AHY pun menyebut ada penumpang taksi online yang diturunkan di tengah jalan hanya karena menggunakan kaos yang menunjukkan adanya perbedaan pilihan politik dengan pengemudinya. "Di tempat lain, makam terpaksa dibongkar dan jenazah dipindahkan karena pemilik tanah pemakaman dan keluarga almarhum berbeda pilihan politik," kata AHY.

Kondisi ini jauh berbeda jika dibandingkan saat Demokrat berada di pemerintahan. AHY mengklaim, saat itu stabilitas politik terjaga baik. Dalam Pemilu, lanjutnya, tak ada ketegangan berlebihan antarpendukung. Perbedaan pandangan dan pilihan politik pun tidak dibawa ke level pribadi.

"Kehidupan politik dan demokrasi yang susah payah kita bangun sejak krisis 1998 dan hasilnya kian nyata, kini terasa mundur kembali, set back," kata AHY.

AHY yakin sebenarnya masyarakat sudah lelah dengan adanya gesekan politik yang terjadi. Hal ini ditandai adanya satir capres alternatif Nurhadi-Aldo di media sosial.

Potensi golput yang besar juga menjadi indikasi kejenuhan masyarakat terhadap kehidupan politik dan demokrasi saat ini. "Itulah mengapa Partai Demokrat tampil ke depan untuk mengoreksi batasan presidential threshold yang berpotensi membelah bangsa karena terbatasnya pilihan calon pemimpin kita," kata AHY.

(Baca: Pidato Politik AHY: Hukum Jangan Tajam ke Bawah tapi Tumpul ke Atas)

Kaji Kembali Pemilu Serentak

AHY juga menilai, sistem Pemilu serentak 2019 perlu dikaji kembali. Pasalnya, sistem tersebut hanya akan berdampak signifikan kepada elektabilitas partai pengusung utama calon presiden.

Hal tersebut tak terjadi kepada partai-partai lainnya. "Hanya partai pengusung utama capres lah yang paling berpotensi mendapatkan efek elektoral terbesar," kata AHY.

Jika kondisi ini berlanjut, AHY khawatir era multipartai di masa depan akan berakhir. Hal tersebut pun hanya menyisakan dua partai, sebagaimana terjadi di Amerika Serikat.

Padahal, dia menilai sistem dua partai belum tentu cocok diterapkan di Indonesia. Terlebih, melihat kemajemukan dan latar belakang historis Indonesia. "Partai Demokrat berpandangan bahwa sistem multipartai merupakan pilihan yang paling rasional," kata AHY.

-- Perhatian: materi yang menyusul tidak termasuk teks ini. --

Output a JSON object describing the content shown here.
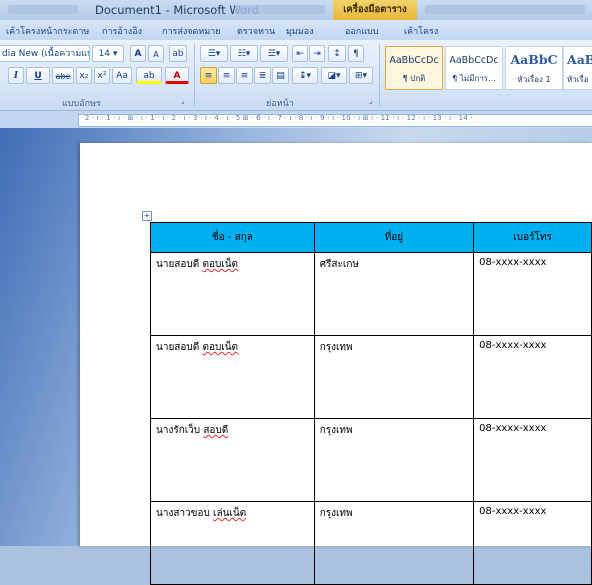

Atas dasar itu, AHY berharap seluruh pihak dapat duduk bersama membahas sistem politik yang tepat. Hal ini ditujukan agar sistem politik di Indonesia tak justru merugikan. Pasca Pemilu 2019, ia meminta semua pihak duduk bersama untuk berdialog dan membangun konsensus nasional tentang sistem politik yang paling cocok bagi Indonesia.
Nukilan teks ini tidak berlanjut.